14. A process according claim 13, wherein the electro-catalytic layer provides a cerium and/or manganese content in an amount of between about 1 and about 3 mg/cm.sup.2.

15. A process according to claim 3, wherein the conductive substrate is titanium, or titanium provided with a layer of titanium suboxide; wherein electrocatalytic layer is deposited by thermal decomposition; wherein the electrodeposited layer is deposited by thermal decomposition and heat treated between about 400 and about 500° C.; and wherein the surface coverage of the electrocatalytic layer is in the range of between about 0.1 and about 4.0 mg/cm.sup.2.

Description

BRIEF DESCRIPTION OF THE FIGURES

[0033] FIG. 1. XRD pattern of the MnO.sub.x samples, formed from the thermal decomposition of Mn(NO.sub.3).sub.2 at different annealing temperatures.

[0034] FIG. 2. Raman spectra of cerium oxide development from cerium nitrate at different annealing temperatures.

EXAMPLES

Example 1

Electrode Preparation and Characterization

[0035] In typical preparations of electrodes for example 2, described hereafter, titanium substrates were cleaned and subsequently etched in boiling 1:1 mixture of 37% hydrochloric acid and deionized water for 20 minutes. The electrodes were rinsed with an excess amount of deionized water and ethanol and were dried by air. V≈50 μl of 1M ethanol-based solution of Mn(NO.sub.3).sub.2 or Ce(NO.sub.3).sub.2 was spread homogeneously using a short-haired brush. The electrodes were dried at T.sub.1=60° C. for 10 minutes and subsequently annealed at T.sub.2=200-500° C. for 10 minutes in air atmosphere. The catalyst loading of the different electrodes shown in example 2 was controlled by the repetition of this coating cycle. After casting the last layer of the coating, the electrodes were annealed at T.sub.2 for an extra 60 minutes.

[0036] Electrode Characterization:

[0037] XRD (FIG. 1) measurements were performed to verify the phase composition of the manganese oxides formed from a Mn(NO.sub.3).sub.2 precursor at different annealing temperatures. The electrocatalytic top layer formed at T.sub.2=200° C. can be identified as mostly Mn.sub.2O.sub.3 with β-MnO.sub.2 minority, based on the XRD measurement (FIG. 1). At higher annealing temperatures the Mn.sub.2O.sub.3 phase is still present, but the β-MnO.sub.2 phase becomes dominant. The XRD patterns recorded for the two highest annealing temperatures are very similar, indicating a similar phase composition for these cases.

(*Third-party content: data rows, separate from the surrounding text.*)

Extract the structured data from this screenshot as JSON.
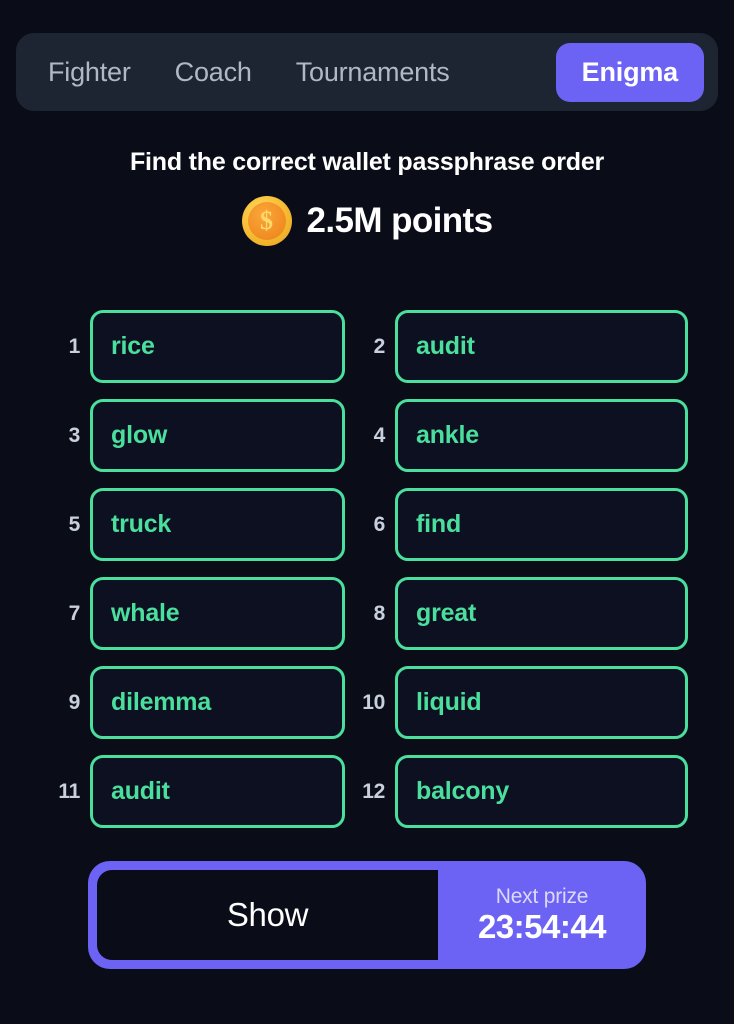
{
  "nav": {
    "tabs": [
      {
        "label": "Fighter",
        "active": false
      },
      {
        "label": "Coach",
        "active": false
      },
      {
        "label": "Tournaments",
        "active": false
      },
      {
        "label": "Enigma",
        "active": true
      }
    ]
  },
  "header": {
    "prompt": "Find the correct wallet passphrase order",
    "coin_icon": "gold-coin-dollar-icon",
    "coin_symbol": "$",
    "points": "2.5M points"
  },
  "words": [
    {
      "index": "1",
      "word": "rice"
    },
    {
      "index": "2",
      "word": "audit"
    },
    {
      "index": "3",
      "word": "glow"
    },
    {
      "index": "4",
      "word": "ankle"
    },
    {
      "index": "5",
      "word": "truck"
    },
    {
      "index": "6",
      "word": "find"
    },
    {
      "index": "7",
      "word": "whale"
    },
    {
      "index": "8",
      "word": "great"
    },
    {
      "index": "9",
      "word": "dilemma"
    },
    {
      "index": "10",
      "word": "liquid"
    },
    {
      "index": "11",
      "word": "audit"
    },
    {
      "index": "12",
      "word": "balcony"
    }
  ],
  "footer": {
    "show_label": "Show",
    "prize_label": "Next prize",
    "prize_timer": "23:54:44"
  },
  "colors": {
    "background": "#0a0d18",
    "navbar": "#1e2532",
    "accent_purple": "#6c63f5",
    "word_green": "#4bdf9e",
    "inactive_tab": "#b0b7c6",
    "index_grey": "#c9d0dd",
    "coin_gold": "#f6bc33",
    "coin_orange": "#f08c22"
  }
}
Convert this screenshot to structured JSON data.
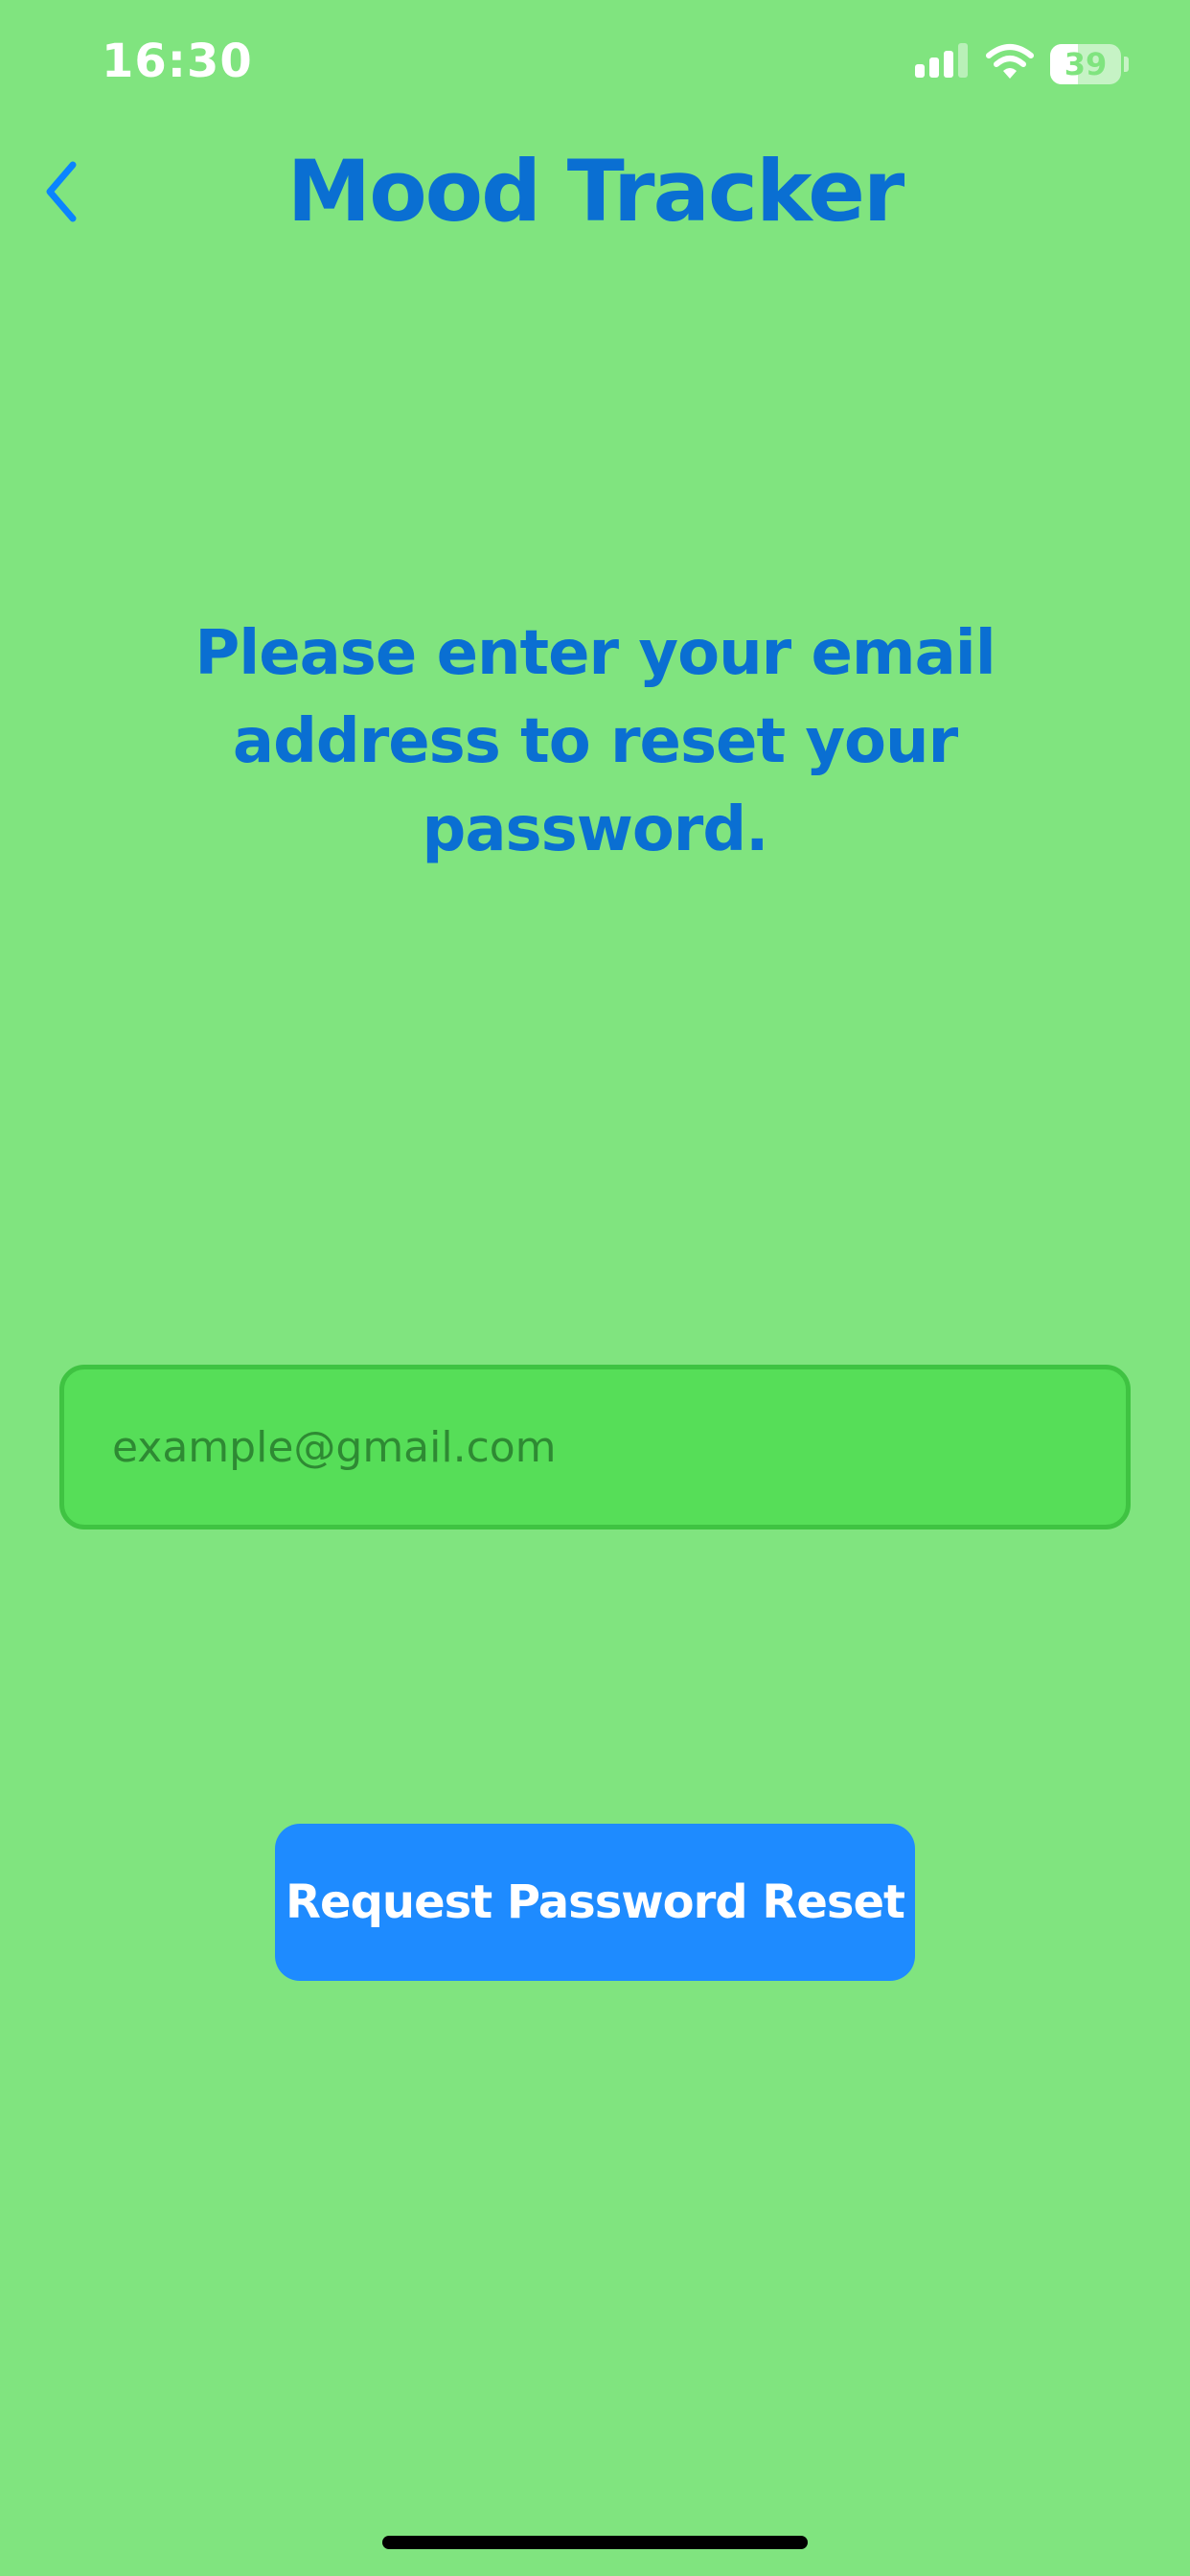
{
  "status_bar": {
    "time": "16:30",
    "battery_level": "39",
    "battery_fraction": 0.39,
    "icons": [
      "signal-icon",
      "wifi-icon",
      "battery-icon"
    ]
  },
  "nav": {
    "back_icon": "chevron-left-icon",
    "title": "Mood Tracker"
  },
  "main": {
    "instructions": "Please enter your email address to reset your password.",
    "email_placeholder": "example@gmail.com",
    "email_value": "",
    "reset_button_label": "Request Password Reset"
  },
  "colors": {
    "background": "#80e47f",
    "accent": "#0a6fd2",
    "button": "#1e8bff",
    "field_fill": "#56de58",
    "field_border": "#3fc342"
  }
}
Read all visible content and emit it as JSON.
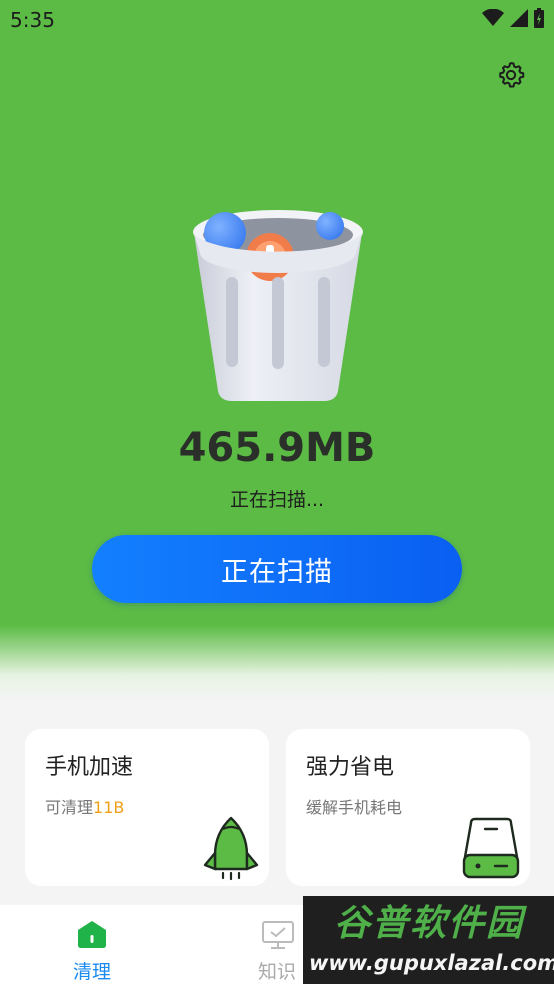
{
  "status_bar": {
    "time": "5:35"
  },
  "scan": {
    "size": "465.9MB",
    "status": "正在扫描...",
    "button_label": "正在扫描"
  },
  "cards": [
    {
      "title": "手机加速",
      "subtitle_prefix": "可清理",
      "subtitle_highlight": "11B",
      "icon": "rocket-icon"
    },
    {
      "title": "强力省电",
      "subtitle": "缓解手机耗电",
      "icon": "battery-icon"
    }
  ],
  "tabs": [
    {
      "label": "清理",
      "icon": "home-icon",
      "active": true
    },
    {
      "label": "知识",
      "icon": "board-icon",
      "active": false
    }
  ],
  "watermark": {
    "line1": "谷普软件园",
    "line2": "www.gupuxlazal.com"
  },
  "colors": {
    "hero_green": "#5bbb45",
    "button_blue": "#0f74fb",
    "accent_orange": "#f0a018",
    "tab_active": "#1b8bf0"
  }
}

[0038] Raman analysis was used to verify the phase composition of the top layer comprising cerium oxides. FIG. 2 show the spectra taken of the samples formed at 250° C. respectively 500° C. show that both layers mostly consist of CeO.sub.2 (Ce+4 oxidation state). Some Ce-nitrate residues can be seen in the 250° C. samples.

Example 2

Current Efficiency Measurements

[0039] The selectivity towards HER was determined as Cathodic Current Efficiency, CCE (%), by analysis of gases evolved from an electrochemical set-up. The current efficiency measurements were performed in a custom-designed electrochemical setup. It consisted of a sealed, jacketed cell which had two openings on a tightly fitting lid—an inlet for the continuous Ar gas purging and an outlet connected to a mass spectrometer through a silica gel filled gas drying column. The pH of the solution was regulated using NaOH and HCl solutions. The temperature of the electrolyte was controlled by circulating water from an external heater bath in the jacket of the cell. The H.sub.2 production-rate and the Faradaic efficiency values were calculated from the composition of the cell gas outlet. UV-vis spectroscopy was used to determine the hypochlorite concentration of the solutions. For the analysis, 200 μl liquid aliquots were taken, and immediately added to 0.5 M NaOH. The hypochlorite concentration was calculated from the absorbance maximum at λ=292 nm, (ε.sub.292 nm=350 dm.sup.3 mol.sup.−1 cm.sup.−1).

[0040] The evolved hydrogen (c.f. reaction 1) is compared with the theoretical amount of hydrogen that can be formed at a certain current density. In the presence of hypochlorite any other reaction not producing hydrogen is seen as a loss according to reaction 7.

[0041] The selectivity of an electrode with a top layer produced from Ce(NO.sub.3).sub.2 at different annealing temperatures is reflected in Table 1.